La Lazio perde 3-0 a Leverkusen e saluta la Champions. Analisi di una disfatta

Una Lazio brutta, molle e inconcludente esce con le ossa rotte dalla Bayer Arena di Leverkusen e dice addio al sogno Champions. Netto, ben più del risultato, il 3-0 rifilato dai tedeschi ai capitolini.

Nella notte che valeva due stagioni, la scorsa e quella attuale (sia dal punto di vista del morale che da quello economico), solo un errore la Lazio non avrebbe dovuto commettere: rinunciare a giocare la partita. Non l’ha pensata così evidentemente Stefano Pioli che è sceso in campo con un 3-4-3 che rispolverava, con un moto di orgoglio tutto italiano, l’antica tradizione del catenaccio e contropiede. Scelta che forse avrebbe anche potuto dare i suoi frutti. Se accompagnata però dalla ricerca di un calcio di qualità, specialmente in fase di ripartenza. Qualità che però non potevano garantire, e questo era chiaro sin dalla lettura delle formazioni, Onazi e Parolo, da sempre portatori e non certo sorgenti d’acqua. L’equivoco tattico e tecnico è stato talmente evidente per tutti e novanta minuti che il quesito diventa d’obbligo. Se Cataldi è considerato da società e tecnico il vice Biglia, ed il modo in cui è stato condotto il mercato dei capitolini sin qui questo suggerisce, qualcuno dovrà spiegare come mai il giovane centrocampista romano stasera non solo non è partito titolare ma non ha calcato il terreno di gioco neanche per un secondo.
Il tentativo matto e disperatissimo di contenere gli attacchi di un Bayer intenso, quadrato e tutto pressing che seppur trascinato dalle giocate pregevoli di Calhanoglu e Bellarabi resta comunque ben lontano dall’essere il Barcellona (o il Manchester United, avversario che poteva uscire dall’urna dei sorteggi), reggeva per quaranta minuti fatti di campanili da una parte all’altra del campo ed inframmezzati solo al 25′ dal palo colpito di testa da un Kiessling libero di svettare indisturbato in area. Poi, di punto in bianco, si sgretolava la colonna su cui avrebbe dovuto reggere l’intero impianto di gioco di Pioli: De Vrij. L’olandese inspiegabilmente chiama l’uscita di Berisha su un pallone filtrante rasoterra senza rendersi conto di avere l’avversario francobollato alle spalle. Un errore gravissimo per un fuoriclasse del suo calibro. Ne nasce un batti e ribatti che alla fine viene capitalizzato da Calhanoglu. Una doccia fredda per la Lazio che non viene metabolizzata negli spogliatoi. Infatti la ripresa si apre con un errore di Mauricio che da posizione laterale tenta un insensato anticipo su Mehmedi ciccando il pallone e lanciando il giocatore a tu per tu con Berisha che, per non essere da meno dei compagni, si unisce al festival dell’orrore facendosi superare sul suo palo.

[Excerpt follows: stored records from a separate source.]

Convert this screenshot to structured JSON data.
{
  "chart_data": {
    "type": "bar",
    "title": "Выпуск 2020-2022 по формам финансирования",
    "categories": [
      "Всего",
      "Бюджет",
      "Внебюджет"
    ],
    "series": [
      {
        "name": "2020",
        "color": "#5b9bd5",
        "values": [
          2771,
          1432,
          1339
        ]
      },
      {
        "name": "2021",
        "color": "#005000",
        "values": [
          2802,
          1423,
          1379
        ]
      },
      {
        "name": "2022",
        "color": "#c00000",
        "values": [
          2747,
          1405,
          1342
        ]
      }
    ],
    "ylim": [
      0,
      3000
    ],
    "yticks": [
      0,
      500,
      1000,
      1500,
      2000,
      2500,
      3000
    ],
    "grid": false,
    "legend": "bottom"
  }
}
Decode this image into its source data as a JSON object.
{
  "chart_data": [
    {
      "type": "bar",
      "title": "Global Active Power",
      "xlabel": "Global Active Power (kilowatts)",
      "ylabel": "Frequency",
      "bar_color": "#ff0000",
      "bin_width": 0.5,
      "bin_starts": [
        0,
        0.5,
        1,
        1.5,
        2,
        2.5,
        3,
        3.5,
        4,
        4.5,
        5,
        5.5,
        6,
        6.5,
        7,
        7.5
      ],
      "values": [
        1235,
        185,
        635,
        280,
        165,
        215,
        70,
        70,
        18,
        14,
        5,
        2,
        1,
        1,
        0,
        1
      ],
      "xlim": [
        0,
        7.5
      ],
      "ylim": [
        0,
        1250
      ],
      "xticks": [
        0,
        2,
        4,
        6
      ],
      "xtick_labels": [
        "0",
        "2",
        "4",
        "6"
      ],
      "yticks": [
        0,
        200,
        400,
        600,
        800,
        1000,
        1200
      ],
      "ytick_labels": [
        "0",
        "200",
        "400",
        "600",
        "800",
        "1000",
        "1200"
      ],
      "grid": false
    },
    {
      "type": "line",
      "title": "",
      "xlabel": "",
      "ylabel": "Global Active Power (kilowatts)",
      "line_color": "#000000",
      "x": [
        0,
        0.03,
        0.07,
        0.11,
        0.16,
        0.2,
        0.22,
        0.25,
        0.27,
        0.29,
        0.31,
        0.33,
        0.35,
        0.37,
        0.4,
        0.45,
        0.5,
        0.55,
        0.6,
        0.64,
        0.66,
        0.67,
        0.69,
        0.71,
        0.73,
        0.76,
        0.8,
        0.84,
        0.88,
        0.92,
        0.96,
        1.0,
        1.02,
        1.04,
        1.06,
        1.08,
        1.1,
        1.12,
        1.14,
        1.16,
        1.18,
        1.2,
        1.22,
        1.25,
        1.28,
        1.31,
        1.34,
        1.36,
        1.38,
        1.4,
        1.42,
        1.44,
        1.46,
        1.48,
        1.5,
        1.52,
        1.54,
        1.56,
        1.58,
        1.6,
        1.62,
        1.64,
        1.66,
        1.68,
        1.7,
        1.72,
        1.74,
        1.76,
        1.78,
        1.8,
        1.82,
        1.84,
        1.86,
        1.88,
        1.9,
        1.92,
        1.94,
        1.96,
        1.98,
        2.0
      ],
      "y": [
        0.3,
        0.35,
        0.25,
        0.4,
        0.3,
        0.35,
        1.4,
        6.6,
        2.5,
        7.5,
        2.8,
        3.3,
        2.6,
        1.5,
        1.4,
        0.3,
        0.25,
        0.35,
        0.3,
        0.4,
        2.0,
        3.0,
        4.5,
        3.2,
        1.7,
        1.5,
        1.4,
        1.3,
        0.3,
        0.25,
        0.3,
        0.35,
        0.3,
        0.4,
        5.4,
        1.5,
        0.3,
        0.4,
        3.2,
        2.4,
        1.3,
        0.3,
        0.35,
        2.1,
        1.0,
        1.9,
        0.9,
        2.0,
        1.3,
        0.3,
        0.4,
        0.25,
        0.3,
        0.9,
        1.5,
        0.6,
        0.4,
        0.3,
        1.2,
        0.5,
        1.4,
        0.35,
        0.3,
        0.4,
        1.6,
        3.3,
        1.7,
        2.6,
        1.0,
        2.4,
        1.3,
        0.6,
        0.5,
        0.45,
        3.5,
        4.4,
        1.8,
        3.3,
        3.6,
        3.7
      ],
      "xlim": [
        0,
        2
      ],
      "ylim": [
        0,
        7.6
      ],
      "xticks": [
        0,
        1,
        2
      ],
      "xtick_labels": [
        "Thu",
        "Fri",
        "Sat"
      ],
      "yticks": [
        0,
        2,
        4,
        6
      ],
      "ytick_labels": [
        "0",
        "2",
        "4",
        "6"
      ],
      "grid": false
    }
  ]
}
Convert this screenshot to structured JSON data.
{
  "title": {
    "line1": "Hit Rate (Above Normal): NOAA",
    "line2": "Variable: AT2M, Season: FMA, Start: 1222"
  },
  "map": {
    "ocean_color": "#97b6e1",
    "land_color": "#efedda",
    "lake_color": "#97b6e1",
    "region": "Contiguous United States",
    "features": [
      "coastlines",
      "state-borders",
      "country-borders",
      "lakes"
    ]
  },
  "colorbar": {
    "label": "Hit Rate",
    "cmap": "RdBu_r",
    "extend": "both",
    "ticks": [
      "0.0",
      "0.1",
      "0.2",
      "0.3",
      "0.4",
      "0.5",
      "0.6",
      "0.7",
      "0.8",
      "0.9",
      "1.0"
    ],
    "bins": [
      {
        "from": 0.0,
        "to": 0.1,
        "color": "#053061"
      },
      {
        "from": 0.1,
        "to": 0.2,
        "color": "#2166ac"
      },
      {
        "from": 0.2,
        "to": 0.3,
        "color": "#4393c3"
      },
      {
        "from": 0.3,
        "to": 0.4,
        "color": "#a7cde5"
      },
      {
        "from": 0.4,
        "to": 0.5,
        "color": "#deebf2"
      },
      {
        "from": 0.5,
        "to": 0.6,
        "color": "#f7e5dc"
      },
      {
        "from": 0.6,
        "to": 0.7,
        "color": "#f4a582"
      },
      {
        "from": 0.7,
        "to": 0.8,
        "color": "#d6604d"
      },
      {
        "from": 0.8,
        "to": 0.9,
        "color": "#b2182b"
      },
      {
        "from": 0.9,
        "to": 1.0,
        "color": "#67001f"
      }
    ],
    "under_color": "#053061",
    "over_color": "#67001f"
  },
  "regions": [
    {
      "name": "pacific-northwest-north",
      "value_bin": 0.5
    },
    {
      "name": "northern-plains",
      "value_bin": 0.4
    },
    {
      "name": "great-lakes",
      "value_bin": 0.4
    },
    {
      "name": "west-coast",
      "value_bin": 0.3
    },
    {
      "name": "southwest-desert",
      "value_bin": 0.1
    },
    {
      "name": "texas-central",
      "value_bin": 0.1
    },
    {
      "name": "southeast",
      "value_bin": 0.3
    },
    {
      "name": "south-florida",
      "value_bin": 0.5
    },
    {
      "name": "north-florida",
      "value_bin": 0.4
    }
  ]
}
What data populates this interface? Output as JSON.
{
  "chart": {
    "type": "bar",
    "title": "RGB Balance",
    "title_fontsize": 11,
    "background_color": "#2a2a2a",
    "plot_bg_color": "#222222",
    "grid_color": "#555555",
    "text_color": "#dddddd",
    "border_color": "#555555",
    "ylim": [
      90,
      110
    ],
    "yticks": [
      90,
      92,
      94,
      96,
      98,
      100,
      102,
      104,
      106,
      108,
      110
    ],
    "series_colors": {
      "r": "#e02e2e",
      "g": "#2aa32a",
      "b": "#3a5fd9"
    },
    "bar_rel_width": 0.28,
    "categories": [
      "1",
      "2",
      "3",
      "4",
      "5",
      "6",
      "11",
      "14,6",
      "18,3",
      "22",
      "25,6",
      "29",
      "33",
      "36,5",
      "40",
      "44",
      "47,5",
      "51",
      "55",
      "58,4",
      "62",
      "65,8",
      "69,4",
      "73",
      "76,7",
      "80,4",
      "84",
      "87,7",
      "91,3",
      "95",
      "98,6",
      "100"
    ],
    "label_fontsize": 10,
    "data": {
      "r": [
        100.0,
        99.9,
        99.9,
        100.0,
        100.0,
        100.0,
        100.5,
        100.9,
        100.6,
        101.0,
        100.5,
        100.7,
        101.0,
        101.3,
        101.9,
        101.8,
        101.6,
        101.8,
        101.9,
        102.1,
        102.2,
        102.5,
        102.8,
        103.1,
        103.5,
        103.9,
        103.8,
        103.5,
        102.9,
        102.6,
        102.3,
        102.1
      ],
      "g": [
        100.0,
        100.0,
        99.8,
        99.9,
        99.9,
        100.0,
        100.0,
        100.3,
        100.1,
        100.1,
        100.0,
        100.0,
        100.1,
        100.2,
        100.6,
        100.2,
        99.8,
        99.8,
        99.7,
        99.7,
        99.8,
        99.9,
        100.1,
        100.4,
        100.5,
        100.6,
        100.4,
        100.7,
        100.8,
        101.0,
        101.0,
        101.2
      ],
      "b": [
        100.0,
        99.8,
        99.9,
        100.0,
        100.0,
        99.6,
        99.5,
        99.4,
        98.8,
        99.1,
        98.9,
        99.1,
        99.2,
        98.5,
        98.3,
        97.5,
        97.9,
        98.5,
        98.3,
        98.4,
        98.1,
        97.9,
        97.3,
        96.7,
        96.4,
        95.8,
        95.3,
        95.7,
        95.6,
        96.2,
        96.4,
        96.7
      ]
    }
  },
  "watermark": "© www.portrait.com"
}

Ci sarebbe ancora speranza. Ai biancocelesti basterebbe un gol per centrare la qualificazione. Ma questo vorrebbe dire cominciare a giocare a calcio palla a terra. Un’impresa disperata in questa serata tedesca. Keita ci prova ma i difensori del Bayer hanno imparato la lezione dell’andata. Il folletto laziale non ha mai occasione di lanciarsi in profondità e dimostra, nonostante dalle parti di Formello si provi a far passare altro messaggio pur di indorare la pillola, che non è affatto una prima punta. Nota a margine: un vice Biglia ed un centravanti (aggiungiamo anche un terzino sinistro) erano e rimangono esigenze di mercato da colmare indipendente dal discorso Champions. Perché non si sia provveduto per tempo resta un mistero.
Candreva e Felipe Anderson non toccano praticamente mai palla; stessa sorte di Kishna quando viene mandato in campo. Premesso che il brasiliano è sempre più simile a quello della prima parte della scorsa stagione e non a quello valutato quaranta milioni, resta il fatto che trarre giudizi stasera è azzardato perché troppo labile è il confine tra le colpe del tecnico e la fragilità caratteriale di giocatori attesi a fare la differenza in certe partite.
Che il matrimonio non sia da fare diventa infine evidente quando la Lazio rimane in dieci per l’espulsione per doppia ammonizione di Mauricio. L’inferiorità numerica annichilisce ulteriormente i biancocelesti che comunque ad essere onesti non avevano dimostrato particolare furore, anzi. Il gol del 3-0 siglato praticamente allo scadere da Bellarabi non fa altro che legittimare la supremazia del Bayer e certificare l’ennesimo mancato salto di qualità della Lazio. Un peccato. E le colpe sono da cercare all’interno di Formello. Perché l’urna era stata veramente benevola.